Uniqueness of adjoint functors up to isomorphism

The bijection $\hom(C,GD) \cong \hom(C,G'D)$ is natural in $C$, thus it is induced by an isomorphism $GD \cong G'D$ (Yoneda Lemma). But it is also natural in $D$, and since the Yoneda embedding is faithful, this means that $GD \cong G'D$ is natural in $D$. More details:

If $D \to E$ is a morphism, then

$\begin{array}{ccc} GD & \rightarrow & G'D \\ \downarrow & & \downarrow \\ GE & \rightarrow & G'E \end{array}$

commutes iff for every $C$ the diagram

$\begin{array}{ccc} \hom(C,GD) & \rightarrow & \hom(C,G'D) \\ \downarrow & & \downarrow \\ \hom(C,GE) & \rightarrow & \hom(C,G'E) \end{array}$

commutes.

This seems to be one of those cases where the proof from scratch is the easy, and you don't need to know (explictly) anything about Yoneda.

1). You know there is a natural isomorphism given by $\varphi_{A,D} :$hom$(A,GD)\rightarrow $hom$(A,G'D)$

2). Set $A=GD$, $\varphi _{GD,D}(1 _{GD})=\tau _{D}$. Then, by what follows, the $\tau _{D}$ are the components of the required natural isomorphism $G\overset{\cdot }{\rightarrow}G'$

3) Write

\begin{array}{ccc} \hom(GD,GD) & \rightarrow & \hom(GD,G'D) \\ \downarrow & & \downarrow \\ \hom(GD,GD_{1}) & \rightarrow & \hom(GD,G'D_{1} ) \end{array} Then if $f:D\rightarrow D_{1}$, follow $1_{GD}$ around the square. This gives $G'f\circ \tau _{D}=\varphi _{GD,D_{1}}(Gf)$.
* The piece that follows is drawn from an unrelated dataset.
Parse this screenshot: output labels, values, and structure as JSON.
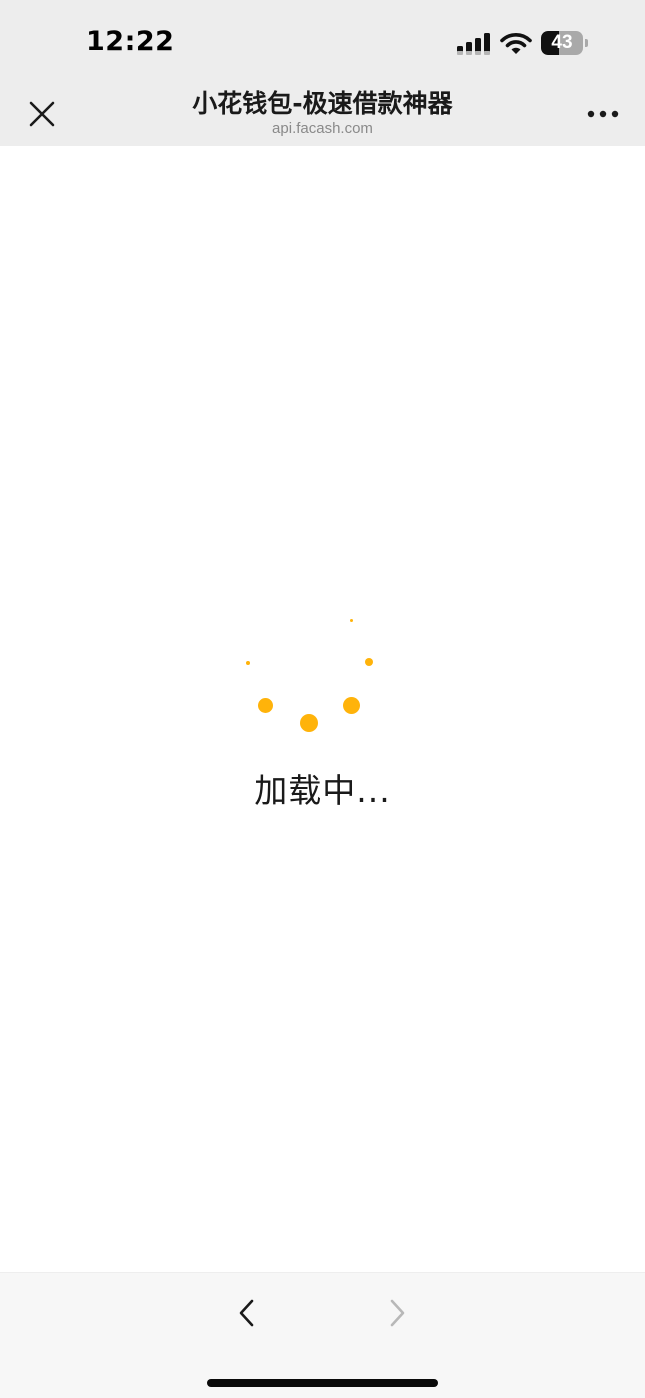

4). Write \begin{array}{ccc} \hom(GD_{1},GD_{1}) & \rightarrow & \hom(GD_{1},G'D_{1}) \\ \downarrow & & \downarrow \\ \hom(GD,GD_{1}) & \rightarrow & \hom(GD,G'D_{1} ) \end{array}

and follow $1_{GD_{1}}$ around the square. This gives $\varphi _{GD,D_{1}}(Gf)= \tau _{D_{1}}\circ Gf$

5). Combining the previous two items, you get $G'f\circ \tau _{D}=\tau _{D_{1}}\circ Gf$, so $\tau $ is a natural transformation. Now, since $\varphi$ is an isomorphism, natural in $A$ and $D$, for each $D$, $\varphi _{GD,D}(1 _{GD})=\tau_{D}$ is an isomorphism, which implies $\tau $ itself is.

We actually have a composite of natural isomorphisms $\tau:\hom(\bullet,G\bullet)\to \hom(F\bullet,\bullet)\to \hom(\bullet,G'\bullet)$.

In more details, $\tau$ has components $\tau_{C,D}:\hom(C,GD)\to\hom(C,G'D)$ satisfying the naturality condition: for arrows $\gamma:C_1\to C$, $\ \delta:D\to D_1\,$ and $\, f:C\to GD$ we have $$\tau(G\delta\circ f\circ\gamma)=G'\delta\circ\tau(f)\circ\gamma\,. $$ Now applying the Yoneda lemma basically means to consider the case when $C=GD$ and apply $\tau$ to $1_{GD}$. It leads to a $GD\to G'D$ arrow, verify (using the above equation) that it's natural in $D$, and find its inverse (e.g. by applying the same to $C=G'D$ and $\tau^{-1}$.